Stata The Stata listserver
[Date Prev][Date Next][Thread Prev][Thread Next][Date index][Thread index]

Re: st: selecting obs while reading in huge data set


From   "Sascha O. Becker" <sascha.becker@gmx.de>
To   statalist@hsphsun2.harvard.edu
Subject   Re: st: selecting obs while reading in huge data set
Date   Thu, 19 Aug 2004 08:59:28 +0200

Dear Daniel,

thanks for your reply!

You suggested:

****
Perhaps you can read the employee and firm ID only?

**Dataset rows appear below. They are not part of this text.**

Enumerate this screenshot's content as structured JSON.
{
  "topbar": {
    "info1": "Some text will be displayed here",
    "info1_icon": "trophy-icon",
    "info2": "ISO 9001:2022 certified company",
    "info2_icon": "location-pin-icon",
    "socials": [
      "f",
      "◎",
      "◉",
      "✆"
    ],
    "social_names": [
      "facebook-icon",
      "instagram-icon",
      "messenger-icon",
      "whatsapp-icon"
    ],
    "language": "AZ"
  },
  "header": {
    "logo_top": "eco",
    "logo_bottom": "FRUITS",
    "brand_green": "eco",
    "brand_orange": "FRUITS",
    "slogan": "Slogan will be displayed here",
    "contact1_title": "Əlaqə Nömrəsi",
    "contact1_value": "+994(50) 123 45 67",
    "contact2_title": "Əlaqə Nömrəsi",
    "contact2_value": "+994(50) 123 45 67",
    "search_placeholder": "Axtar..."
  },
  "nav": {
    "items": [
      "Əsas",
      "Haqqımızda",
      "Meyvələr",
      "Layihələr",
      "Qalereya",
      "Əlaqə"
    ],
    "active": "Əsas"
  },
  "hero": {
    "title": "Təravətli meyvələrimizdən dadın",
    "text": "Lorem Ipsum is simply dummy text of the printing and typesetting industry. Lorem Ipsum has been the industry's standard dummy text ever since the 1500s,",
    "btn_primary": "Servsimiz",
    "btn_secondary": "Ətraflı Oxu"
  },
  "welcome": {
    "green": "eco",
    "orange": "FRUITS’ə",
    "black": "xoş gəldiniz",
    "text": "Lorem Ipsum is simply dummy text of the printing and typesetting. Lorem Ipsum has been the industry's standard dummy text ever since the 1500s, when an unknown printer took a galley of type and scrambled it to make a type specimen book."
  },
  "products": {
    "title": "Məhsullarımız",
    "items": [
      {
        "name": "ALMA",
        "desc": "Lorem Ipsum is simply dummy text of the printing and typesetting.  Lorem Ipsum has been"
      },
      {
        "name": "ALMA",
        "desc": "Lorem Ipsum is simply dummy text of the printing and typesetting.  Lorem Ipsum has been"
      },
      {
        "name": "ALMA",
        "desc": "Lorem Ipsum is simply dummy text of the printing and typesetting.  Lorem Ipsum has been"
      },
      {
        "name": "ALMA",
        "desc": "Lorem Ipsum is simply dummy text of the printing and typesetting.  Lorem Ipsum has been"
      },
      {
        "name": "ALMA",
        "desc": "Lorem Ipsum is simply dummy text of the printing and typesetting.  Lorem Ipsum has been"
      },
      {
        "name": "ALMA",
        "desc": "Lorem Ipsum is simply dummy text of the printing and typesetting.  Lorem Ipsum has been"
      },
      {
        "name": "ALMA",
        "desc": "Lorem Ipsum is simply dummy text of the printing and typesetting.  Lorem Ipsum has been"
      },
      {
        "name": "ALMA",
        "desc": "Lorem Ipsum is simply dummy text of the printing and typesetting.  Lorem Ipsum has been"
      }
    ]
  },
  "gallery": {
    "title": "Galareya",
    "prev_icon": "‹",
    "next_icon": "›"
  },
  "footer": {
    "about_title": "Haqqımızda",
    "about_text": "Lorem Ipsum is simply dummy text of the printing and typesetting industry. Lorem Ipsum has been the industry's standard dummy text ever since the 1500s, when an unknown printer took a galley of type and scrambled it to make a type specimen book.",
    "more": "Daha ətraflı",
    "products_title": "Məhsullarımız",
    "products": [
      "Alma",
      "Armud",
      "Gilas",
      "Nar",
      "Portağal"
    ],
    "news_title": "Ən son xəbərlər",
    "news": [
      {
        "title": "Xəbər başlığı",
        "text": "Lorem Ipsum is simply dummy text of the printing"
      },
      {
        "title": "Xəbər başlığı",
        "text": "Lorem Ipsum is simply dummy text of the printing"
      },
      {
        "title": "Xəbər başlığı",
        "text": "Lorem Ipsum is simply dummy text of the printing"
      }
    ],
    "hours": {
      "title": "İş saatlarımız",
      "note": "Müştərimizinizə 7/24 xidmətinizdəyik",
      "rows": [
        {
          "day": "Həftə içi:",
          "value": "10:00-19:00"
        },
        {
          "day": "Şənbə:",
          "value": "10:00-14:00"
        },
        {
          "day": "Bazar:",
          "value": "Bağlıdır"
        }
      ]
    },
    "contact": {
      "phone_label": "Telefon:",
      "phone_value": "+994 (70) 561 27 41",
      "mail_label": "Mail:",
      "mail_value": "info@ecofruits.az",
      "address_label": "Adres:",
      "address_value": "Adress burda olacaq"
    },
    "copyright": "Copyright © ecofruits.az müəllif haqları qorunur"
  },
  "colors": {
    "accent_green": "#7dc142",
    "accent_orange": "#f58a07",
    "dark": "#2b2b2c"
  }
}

.insheet empid firmid using mydata

This is only 1/5th the variables, so it might fit in your computer memory.
Then merge the result with the firm dataset, keeping only matched records, then merge again with employee dataset, keeping only matched records.
****

This last step is actually identical to the original problem. "The employee dataset" is the full dataset with all variables. In order to merge this to anything, it needs to be in memory at least once, and this is exactly the problem.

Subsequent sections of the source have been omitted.